Acqua da mangiare, senza bottiglia
Lo sanno ad esempio i ricercatori di Skipping Rock Lab. Questa startup londinese, di cui fanno parte ingegneri dell’Imperial College London e un team del Royal College of Art, potrebbe infatti farne presto un grande business, a partire dal suo primo progetto di packaging ecosostenibile chiamato Ooho. Di più, un packaging edibile e insapore, studiato per contenere l’acqua da bere in appositi globi, decomponibili nell’arco di solo 4-6 settimane.
Per consumare il liquido è sufficiente produrre un piccolo foro nell’involucro e spremerne il contenuto direttamente in bocca, eventualmente mangiando anche il contenitore. Poiché queste speciali sacche trasparenti sono composte di fibre vegetali e – assicurano le pagine Web del progetto – sono facili da colorare e aromatizzare, per renderle più divertenti e appetibili.
https://www.youtube.com/watch?v=424wmHV_JtM
Studiata con l’obiettivo di ridurre gli sprechi e di rendere l’imballaggio completamente biodegradabile, l’invenzione un giorno potrebbe perciò sostituire completamente le bottiglie di plastica. Sempre che Ooho sia resa adatta ad un confezionamento – non in plastica, naturalmente! – che ne consenta il trasporto, e sia compatibile tecnicamente ed econonomicamente con la produzione in formati diversi e grandi numeri. Rispettando inoltre gli standard igienici di legge prescritti per gli alimenti.
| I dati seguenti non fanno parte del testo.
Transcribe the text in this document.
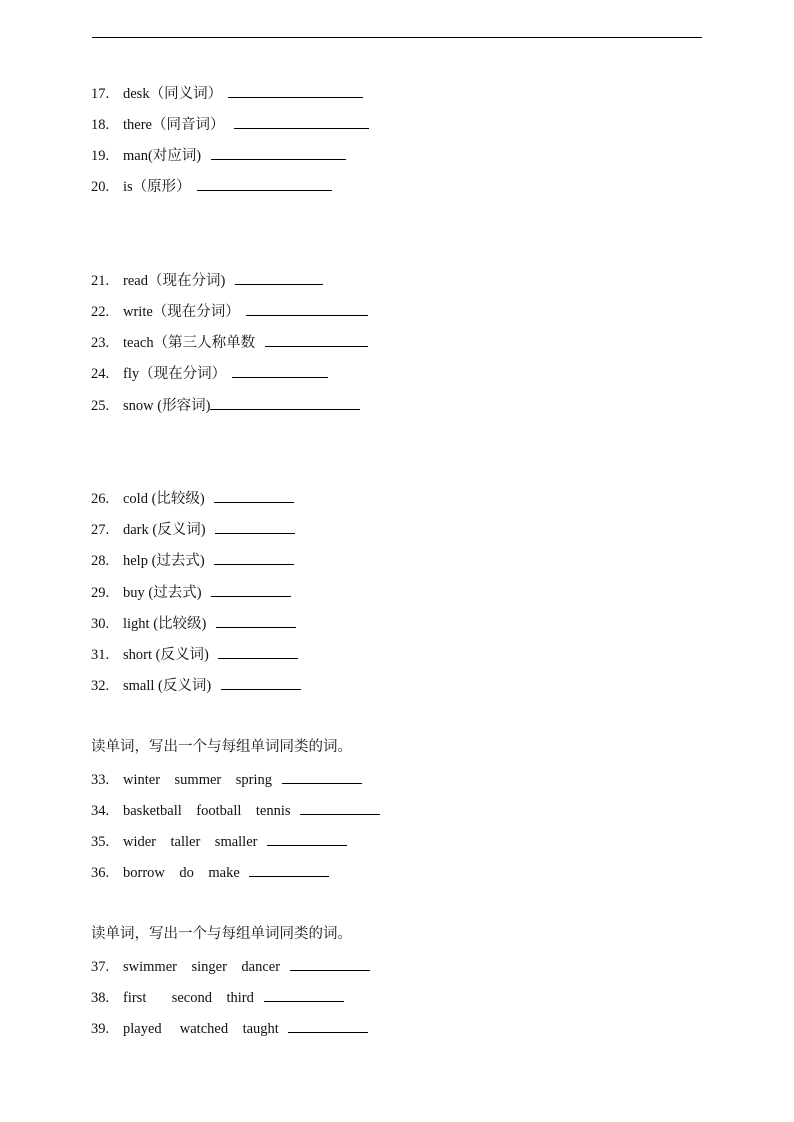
17. desk（同义词）
18. there（同音词）
19. man(对应词)
20. is（原形）
21. read（现在分词)
22. write（现在分词）
23. teach（第三人称单数
24. fly（现在分词）
25. snow (形容词)
26. cold (比较级)
27. dark (反义词)
28. help (过去式)
29. buy (过去式)
30. light (比较级)
31. short (反义词)
32. small (反义词)
读单词，写出一个与每组单词同类的词。
33. winter    summer    spring
34. basketball    football    tennis
35. wider    taller    smaller
36. borrow    do    make
读单词，写出一个与每组单词同类的词。
37. swimmer    singer    dancer
38. first       second    third
39. played     watched    taught
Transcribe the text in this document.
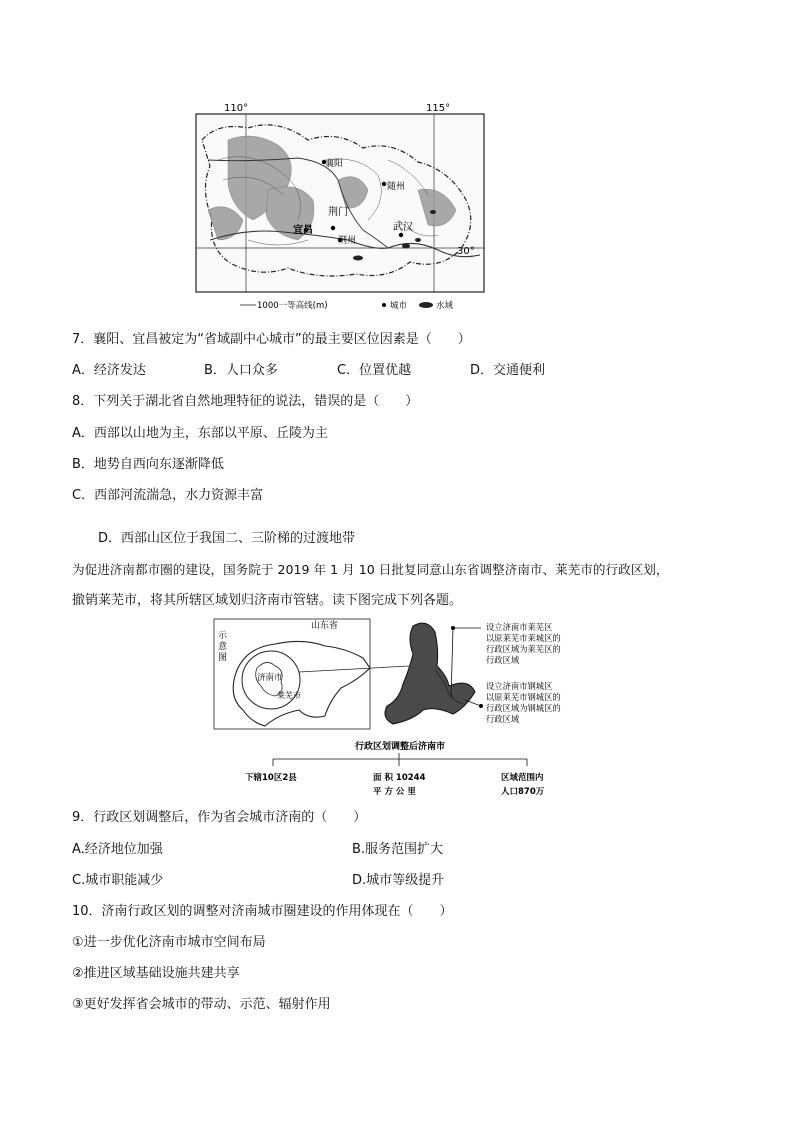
110°	115°
30°
襄阳
随州
荆门
宜昌
荆州
武汉
1000一等高线(m)	城市	水域
7．襄阳、宜昌被定为“省域副中心城市”的最主要区位因素是（　　）
A．经济发达	B．人口众多	C．位置优越	D．交通便利
8．下列关于湖北省自然地理特征的说法，错误的是（　　）
A．西部以山地为主，东部以平原、丘陵为主
B．地势自西向东逐渐降低
C．西部河流湍急，水力资源丰富
D．西部山区位于我国二、三阶梯的过渡地带
为促进济南都市圈的建设，国务院于 2019 年 1 月 10 日批复同意山东省调整济南市、莱芜市的行政区划，
撤销莱芜市，将其所辖区域划归济南市管辖。读下图完成下列各题。
示
意
图
山东省
济南市
莱芜市
设立济南市莱芜区
以原莱芜市莱城区的
行政区域为莱芜区的
行政区域
设立济南市钢城区
以原莱芜市钢城区的
行政区域为钢城区的
行政区域
行政区划调整后济南市
下辖10区2县	面 积 10244
平 方 公 里
区域范围内
人口870万
9．行政区划调整后，作为省会城市济南的（　　）
A.经济地位加强	B.服务范围扩大
C.城市职能减少	D.城市等级提升
10．济南行政区划的调整对济南城市圈建设的作用体现在（　　）
①进一步优化济南市城市空间布局
②推进区域基础设施共建共享
③更好发挥省会城市的带动、示范、辐射作用
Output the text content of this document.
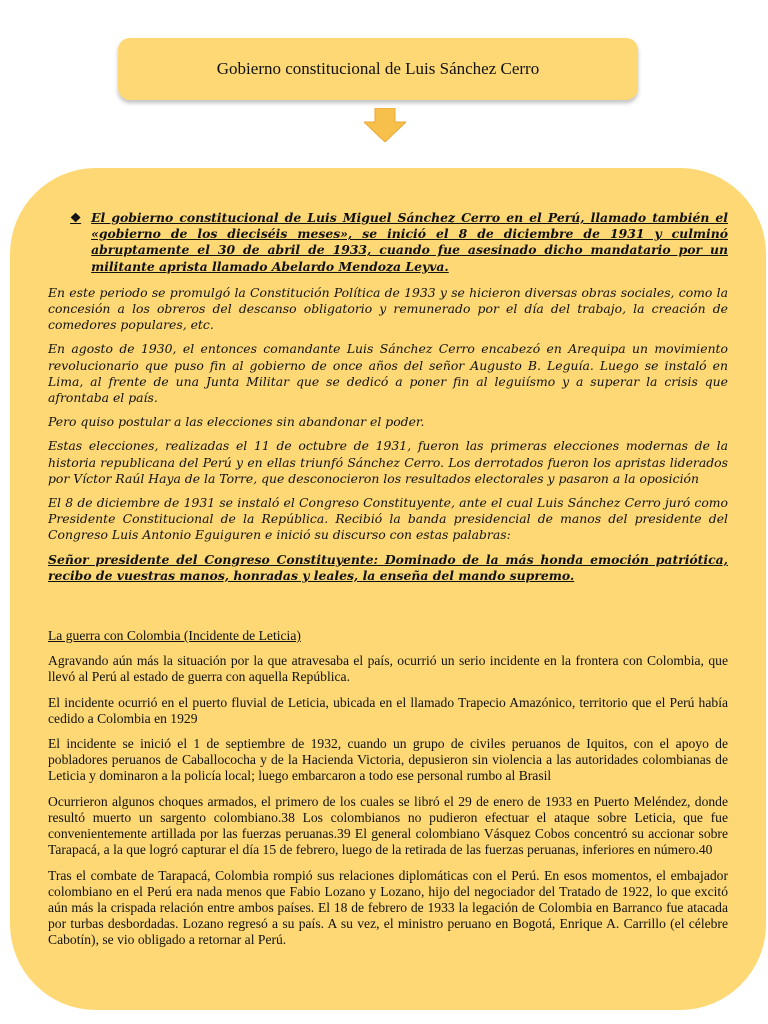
Gobierno constitucional de Luis Sánchez Cerro
❖ El gobierno constitucional de Luis Miguel Sánchez Cerro en el Perú, llamado también el «gobierno de los dieciséis meses», se inició el 8 de diciembre de 1931 y culminó abruptamente el 30 de abril de 1933, cuando fue asesinado dicho mandatario por un militante aprista llamado Abelardo Mendoza Leyva.

En este periodo se promulgó la Constitución Política de 1933 y se hicieron diversas obras sociales, como la concesión a los obreros del descanso obligatorio y remunerado por el día del trabajo, la creación de comedores populares, etc.

En agosto de 1930, el entonces comandante Luis Sánchez Cerro encabezó en Arequipa un movimiento revolucionario que puso fin al gobierno de once años del señor Augusto B. Leguía. Luego se instaló en Lima, al frente de una Junta Militar que se dedicó a poner fin al leguiísmo y a superar la crisis que afrontaba el país.

Pero quiso postular a las elecciones sin abandonar el poder.

Estas elecciones, realizadas el 11 de octubre de 1931, fueron las primeras elecciones modernas de la historia republicana del Perú y en ellas triunfó Sánchez Cerro. Los derrotados fueron los apristas liderados por Víctor Raúl Haya de la Torre, que desconocieron los resultados electorales y pasaron a la oposición

El 8 de diciembre de 1931 se instaló el Congreso Constituyente, ante el cual Luis Sánchez Cerro juró como Presidente Constitucional de la República. Recibió la banda presidencial de manos del presidente del Congreso Luis Antonio Eguiguren e inició su discurso con estas palabras:

Señor presidente del Congreso Constituyente: Dominado de la más honda emoción patriótica, recibo de vuestras manos, honradas y leales, la enseña del mando supremo.

La guerra con Colombia (Incidente de Leticia)

Agravando aún más la situación por la que atravesaba el país, ocurrió un serio incidente en la frontera con Colombia, que llevó al Perú al estado de guerra con aquella República.

El incidente ocurrió en el puerto fluvial de Leticia, ubicada en el llamado Trapecio Amazónico, territorio que el Perú había cedido a Colombia en 1929

El incidente se inició el 1 de septiembre de 1932, cuando un grupo de civiles peruanos de Iquitos, con el apoyo de pobladores peruanos de Caballococha y de la Hacienda Victoria, depusieron sin violencia a las autoridades colombianas de Leticia y dominaron a la policía local; luego embarcaron a todo ese personal rumbo al Brasil

Ocurrieron algunos choques armados, el primero de los cuales se libró el 29 de enero de 1933 en Puerto Meléndez, donde resultó muerto un sargento colombiano.38 Los colombianos no pudieron efectuar el ataque sobre Leticia, que fue convenientemente artillada por las fuerzas peruanas.39 El general colombiano Vásquez Cobos concentró su accionar sobre Tarapacá, a la que logró capturar el día 15 de febrero, luego de la retirada de las fuerzas peruanas, inferiores en número.40

Tras el combate de Tarapacá, Colombia rompió sus relaciones diplomáticas con el Perú. En esos momentos, el embajador colombiano en el Perú era nada menos que Fabio Lozano y Lozano, hijo del negociador del Tratado de 1922, lo que excitó aún más la crispada relación entre ambos países. El 18 de febrero de 1933 la legación de Colombia en Barranco fue atacada por turbas desbordadas. Lozano regresó a su país. A su vez, el ministro peruano en Bogotá, Enrique A. Carrillo (el célebre Cabotín), se vio obligado a retornar al Perú.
Di certo l’idea ha già fatto il giro del mondo dal punto di vista mediatico. E la pagina destinata a sviluppare ulteriormente il progetto grazie ai soldi raccolti col crowdfunding registra oggi oltre 965mila euro di offerte.
Amburgo, la black list del Comune
Già nel 2016, il comune di Amburgo, seconda città più grande della Germania, si dimostrava attento ai temi legati alla diffusione della plastica monouso. Preoccupato di quante emissioni di CO2 e costi di smaltimento rifiuti si associno all’attività svolta negli uffici, tra cialde e bicchierini di caffè, o acqua minerale versata dalle bottigliette.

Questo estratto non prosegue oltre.